This review follows on from the FCA’s “Dear CEO” Letter of December 2012 and the subsequent meetings that the FCA held with the industry. Although this review is directed at the asset management sector, it has relevance to all financial services companies that outsource an activity that is important for their business since it shows the steps that the FCA considers should be taken by companies in managing the risk of supplier failure and how outsourcing contracts are managed.
The FCA’s rules on outsourcing are contained in chapter 8 of the Senior Management Arrangements, Systems and Controls sourcebook (SYSC 8). The review examines how these rules have been actually implemented by the asset management industry in relation to:
In relation to contingency plans for the failure of a service provider, the FCA examined the actual plans of 17 asset managers. The FCA found that the industry believed it could deal with this risk in four ways. In the majority of cases the industry said it would move to another service provider to deal with this risk.
However, the FCA was not convinced that the industry had considered the practical steps required, how the service would be run during the interim period (which could take many months) or whether the concentration on a few service providers meant that it would be difficult for the remaining service providers to take over all the affected contracts.
The FCA also found that some asset managers considered that exercising step in rights would be an effective way to deal with service provider failure.
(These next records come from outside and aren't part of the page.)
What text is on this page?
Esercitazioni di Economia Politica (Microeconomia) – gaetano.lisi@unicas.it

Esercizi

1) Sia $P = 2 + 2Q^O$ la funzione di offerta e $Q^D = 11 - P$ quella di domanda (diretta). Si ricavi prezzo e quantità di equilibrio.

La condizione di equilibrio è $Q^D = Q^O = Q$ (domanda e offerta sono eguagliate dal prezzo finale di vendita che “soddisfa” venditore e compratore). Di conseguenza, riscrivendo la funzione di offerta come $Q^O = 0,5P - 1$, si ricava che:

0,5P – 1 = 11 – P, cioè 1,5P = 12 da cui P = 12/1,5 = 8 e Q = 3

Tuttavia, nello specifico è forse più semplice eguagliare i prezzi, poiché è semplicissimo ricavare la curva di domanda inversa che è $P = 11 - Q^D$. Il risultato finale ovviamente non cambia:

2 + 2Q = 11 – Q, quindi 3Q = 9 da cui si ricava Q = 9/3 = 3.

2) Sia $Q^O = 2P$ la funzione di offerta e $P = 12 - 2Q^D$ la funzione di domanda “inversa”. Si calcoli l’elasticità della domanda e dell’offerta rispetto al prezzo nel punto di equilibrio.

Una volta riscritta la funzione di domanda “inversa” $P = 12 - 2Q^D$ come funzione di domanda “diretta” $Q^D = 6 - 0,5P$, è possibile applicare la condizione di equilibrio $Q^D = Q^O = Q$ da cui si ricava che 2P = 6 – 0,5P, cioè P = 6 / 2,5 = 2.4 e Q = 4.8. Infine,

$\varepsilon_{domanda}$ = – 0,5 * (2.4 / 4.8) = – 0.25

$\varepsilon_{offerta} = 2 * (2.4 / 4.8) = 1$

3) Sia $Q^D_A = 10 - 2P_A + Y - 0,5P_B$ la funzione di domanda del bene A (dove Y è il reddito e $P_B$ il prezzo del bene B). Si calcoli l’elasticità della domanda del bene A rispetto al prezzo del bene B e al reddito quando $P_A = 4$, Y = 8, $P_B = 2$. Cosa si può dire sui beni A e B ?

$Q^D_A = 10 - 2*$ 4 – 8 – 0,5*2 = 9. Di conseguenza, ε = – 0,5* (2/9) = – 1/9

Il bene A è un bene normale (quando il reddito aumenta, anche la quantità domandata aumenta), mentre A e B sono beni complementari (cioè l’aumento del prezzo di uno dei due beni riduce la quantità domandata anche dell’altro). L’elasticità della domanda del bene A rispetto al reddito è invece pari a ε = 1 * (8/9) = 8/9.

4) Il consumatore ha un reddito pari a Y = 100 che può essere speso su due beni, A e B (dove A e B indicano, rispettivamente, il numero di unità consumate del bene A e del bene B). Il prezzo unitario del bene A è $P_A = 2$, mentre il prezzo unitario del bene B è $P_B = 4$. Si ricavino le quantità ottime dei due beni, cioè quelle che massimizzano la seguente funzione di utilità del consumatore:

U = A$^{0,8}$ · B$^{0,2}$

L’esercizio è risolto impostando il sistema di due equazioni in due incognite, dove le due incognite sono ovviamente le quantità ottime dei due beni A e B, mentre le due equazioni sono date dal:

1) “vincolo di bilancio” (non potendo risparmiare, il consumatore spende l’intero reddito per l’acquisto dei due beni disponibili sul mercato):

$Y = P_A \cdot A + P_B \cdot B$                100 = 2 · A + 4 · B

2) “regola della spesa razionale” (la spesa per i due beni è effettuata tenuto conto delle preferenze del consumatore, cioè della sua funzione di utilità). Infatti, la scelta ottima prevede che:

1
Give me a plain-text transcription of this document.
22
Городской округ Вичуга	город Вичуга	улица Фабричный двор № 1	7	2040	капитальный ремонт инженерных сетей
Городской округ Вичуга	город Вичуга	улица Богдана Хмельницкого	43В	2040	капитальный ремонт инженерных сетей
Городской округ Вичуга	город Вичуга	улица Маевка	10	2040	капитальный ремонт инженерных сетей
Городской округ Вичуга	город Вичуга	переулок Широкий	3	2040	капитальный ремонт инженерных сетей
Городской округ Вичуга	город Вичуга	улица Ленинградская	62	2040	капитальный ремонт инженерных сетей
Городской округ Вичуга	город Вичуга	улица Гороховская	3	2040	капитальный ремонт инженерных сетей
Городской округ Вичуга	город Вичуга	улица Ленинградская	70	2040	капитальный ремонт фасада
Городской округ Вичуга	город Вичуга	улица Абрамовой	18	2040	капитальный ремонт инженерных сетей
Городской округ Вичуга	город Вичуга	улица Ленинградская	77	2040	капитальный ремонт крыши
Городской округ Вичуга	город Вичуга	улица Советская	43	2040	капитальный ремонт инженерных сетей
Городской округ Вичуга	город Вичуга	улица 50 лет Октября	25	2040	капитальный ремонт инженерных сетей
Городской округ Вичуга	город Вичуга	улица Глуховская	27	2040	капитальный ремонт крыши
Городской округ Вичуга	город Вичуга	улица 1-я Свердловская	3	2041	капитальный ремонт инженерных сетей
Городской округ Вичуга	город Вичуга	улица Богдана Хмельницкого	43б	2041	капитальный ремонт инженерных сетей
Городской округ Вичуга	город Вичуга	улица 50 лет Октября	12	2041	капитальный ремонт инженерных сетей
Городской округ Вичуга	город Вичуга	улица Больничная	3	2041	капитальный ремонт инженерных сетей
Again, the FCA was not convinced that this had been considered carefully and questioned whether the operational difficulties could be overcome. In particular, the FCA noted that no asset manager was able to show how it would deal with data privacy issues when stepping into a shared platform.
The third method proposed by asset managers involved insourcing the affected activities. With the exception of hedge funds which replicate their outsourced activities, the FCA did not consider that asset managers had the necessary in-house expertise, technology and data to take over these activities at short notice.
The final response of the industry was that since most service providers were divisions of large international banks, the risk of service provider failure was mitigated by the “too big to fail” argument and that national regulators would ensure the survival of these banks.
The FCA rejected this view on the basis that international groups could be wound down in a controlled way and in any case, not having contingency plans to deal with a risk was in breach of SYSC 8. Having found the four answers inadequate, the FCA was encouraged by the industry’s response since its Dear CEO Letter. This included the formation of an Outsourcing Working Group which has proposed standardised contracts and making it easier to switch service providers.
The FCA believes that if more of the service definition documents could be standardised, this will reduce the time it takes to switch service providers. The FCA also approved of the concept of “standby” service providers where plans are already in place to move a service to a chosen provider at short notice without the need to go through a procurement process. The FCA recommended that exit plans are tested regularly and that priority is given to identifying core services and how they can be moved quickly and safely from an existing service provider.
The FCA then looked at how effective the industry was at overseeing service providers since without adequate oversight customers could be exposed to losses and considerable risk. The first area of concern for the FCA was their view that most asset managers did not retain staff with sufficient expertise to be able to oversee their service providers. The FCA considered that a well resourced and trained governance team was essential.
Using service levels effectively also requires good management information and the FCA considered that too many asset managers were entirely reliant on the information provided by their service providers and did not take sufficient steps to check the accuracy of the information. The FCA recommended that internal audit and compliance should play an active role in oversight since they had the right expertise to understand the risks involved and to make improvements to service levels.
As part of analysing oversight capabilities, the FCA looked at four functions which are essential in the asset management industry: reconciliations with custodians, pricing and valuations, corporate actions and trade processing. In each case, the FCA was concerned that asset managers were too reliant on information provided by their service providers and were not taking steps to replicate information and to check for errors themselves.
The overall thrust of the review is that asset managers need to plan more effectively and spend more time and resources on managing their outsourcing agreements. This will increase the cost of outsourcing and means that companies need to retain more in-house expertise to manage service providers.
For the wider financial services sector, we now have more guidance on what the FCA requires from regulated companies to demonstrate that they have sufficient controls in place to manage their outsourcing contracts. It is no longer sufficient to point to the exit plan or step in rights.
Instead the FCA will require companies to demonstrate that its plans are more carefully tested and that it has in place a strong governance team to manage the outsourcing service provider.